Ana Sofia com a parceira Celina Lourenço e o treinador David Henriques. Depois da proeza nos jogos paralímpicos do Japão, há mais sonhos no horizonte. Foto: mediotejo.net

De 24 de agosto a 5 de setembro, decorreram no Japão os Jogos Paralímpicos 2021, de verão. A equipa portuguesa de boccia levou consigo Ana Sofia Costa, uma atleta de 25 anos residente no Centro João Paulo II, em Fátima, concelho de Ourém. Apesar dos resultados terem ficado aquém do esperado, Ana Sofia foi a primeira atleta mulher a integrar a categoria nacional de BC3, assim como a primeira paralímpica da sua instituição, que possui há muito a modalidade. Um conjunto de vitórias que a atleta junta no currículo e lhe dão motivação para continuar a lutar pela sua paixão. 

Natural da Maceira, concelho de Leiria, Ana Sofia Costa foi diagnosticada com distrofia muscular aos dois anos e é tetraplégica. Para jogar boccia conta com o apoio da parceira, e funcionária do Centro João Paulo II, Celina Lourenço. As duas funcionam como um corpo, com Celina a fazer os movimentos físicos sob a orientação da atleta e Ana Sofia encarregue de toda a parte estratégica e cognitiva da modalidade. Na sua simplicidade, o boccia é um jogo complexo para os atletas com algum tipo de deficiência que o praticam e pode tornar-se “fascinante”, conforme admite o treinador, David Henriques. 

Ana Sofia Costa começou a praticar boccia em 2010, quando entrou no Centro João Paulo II Foto: mediotejo.net

Ana Sofia entrou em contacto com o boccia em 2010 quando ingressou na instituição, recorda ao mediotejo.net. “Comecei a treinar e apaixonei-me”, conta. “Era responsável por um clube, tinha dança, uma banca de fazer doces, um jornal… e abdiquei de tudo para treinar.” A mudança sucedeu quando a fasquia elevou e começou a ser chamada à seleção nacional e a competições internacionais, mas frisa que não tem remorsos das opções tomadas.

A entrada na seleção, admite a equipa fatimense, deu-se para preencher uma quota feminina, que começou a ser exigida no boccia. “Entretanto as coisas mudaram e ela evoluiu bastante”, adianta o treinador, frisando que Ana Sofia conseguiu mostrar o mérito na modalidade. Em Tóquio acabou inclusive por fazer a prova individual, quando, até poucas semanas antes, só estava previsto entrar na prova de equipas. Uma pressão acrescida que trouxe novos desafios à atleta.

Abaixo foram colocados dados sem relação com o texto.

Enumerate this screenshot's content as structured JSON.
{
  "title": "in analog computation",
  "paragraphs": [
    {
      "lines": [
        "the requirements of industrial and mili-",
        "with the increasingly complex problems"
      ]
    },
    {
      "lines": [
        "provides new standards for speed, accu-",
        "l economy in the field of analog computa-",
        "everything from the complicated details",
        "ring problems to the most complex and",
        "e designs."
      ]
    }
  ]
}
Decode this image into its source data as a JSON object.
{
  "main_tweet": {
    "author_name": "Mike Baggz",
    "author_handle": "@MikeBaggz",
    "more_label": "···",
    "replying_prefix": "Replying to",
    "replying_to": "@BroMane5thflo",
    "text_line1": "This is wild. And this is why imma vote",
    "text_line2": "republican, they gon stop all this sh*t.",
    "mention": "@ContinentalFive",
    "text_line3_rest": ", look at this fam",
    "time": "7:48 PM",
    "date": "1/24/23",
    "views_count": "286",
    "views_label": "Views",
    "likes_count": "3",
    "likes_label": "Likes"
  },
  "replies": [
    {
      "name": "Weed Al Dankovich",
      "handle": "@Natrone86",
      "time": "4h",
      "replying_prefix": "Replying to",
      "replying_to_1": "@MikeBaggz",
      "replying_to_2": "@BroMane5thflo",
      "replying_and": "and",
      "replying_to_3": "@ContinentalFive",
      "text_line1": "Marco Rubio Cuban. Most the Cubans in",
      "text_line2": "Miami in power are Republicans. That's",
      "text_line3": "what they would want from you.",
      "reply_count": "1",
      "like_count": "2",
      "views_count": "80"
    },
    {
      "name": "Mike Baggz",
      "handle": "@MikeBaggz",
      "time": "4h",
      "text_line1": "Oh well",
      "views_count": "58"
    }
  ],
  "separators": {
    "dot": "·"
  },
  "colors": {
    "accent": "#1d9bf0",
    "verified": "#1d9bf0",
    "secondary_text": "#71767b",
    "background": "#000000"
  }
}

Mas a própria chegada ao Japão foi feita de percalços e reviravoltas. Em outubro de 2019, no apuramento na Póvoa do Varzim, não se acreditava na possibilidade de a jogadora de Fátima ir mais além, uma vez que era necessário ficar em primeiro lugar na competição para conseguir participar nos Jogos Paralímpicos. “Já ninguém acreditava”, constata Celina Lourenço. “Nem nós mesmos”, admite Ana Sofia. “Era quase impossível, mas aconteceu”, recorda o treinador.

Com “nervos até ao fim”, a atleta conseguiu o resultado necessário para entrar na equipa olímpica. “Foi muito emocionante”, recorda, um momento de muitas lágrimas para todos os envolvidos no esforço da jovem. 

A pandemia não lhe retirou a promessa da viagem ao Japão, mas deixou-a sem treinos regulares durante cerca de um ano. David Henriques explica que a situação pôde ser contornada porque Ana Sofia vive numa instituição, mas os estágios só regressaram este ano e foram mais alargados, com regras rígidas e períodos de isolamento a que se seguiam novos estágios. O Centro João Paulo II, frisa-se, fez os possíveis para que a atleta pudesse treinar e cumprir o seu sonho olímpico. 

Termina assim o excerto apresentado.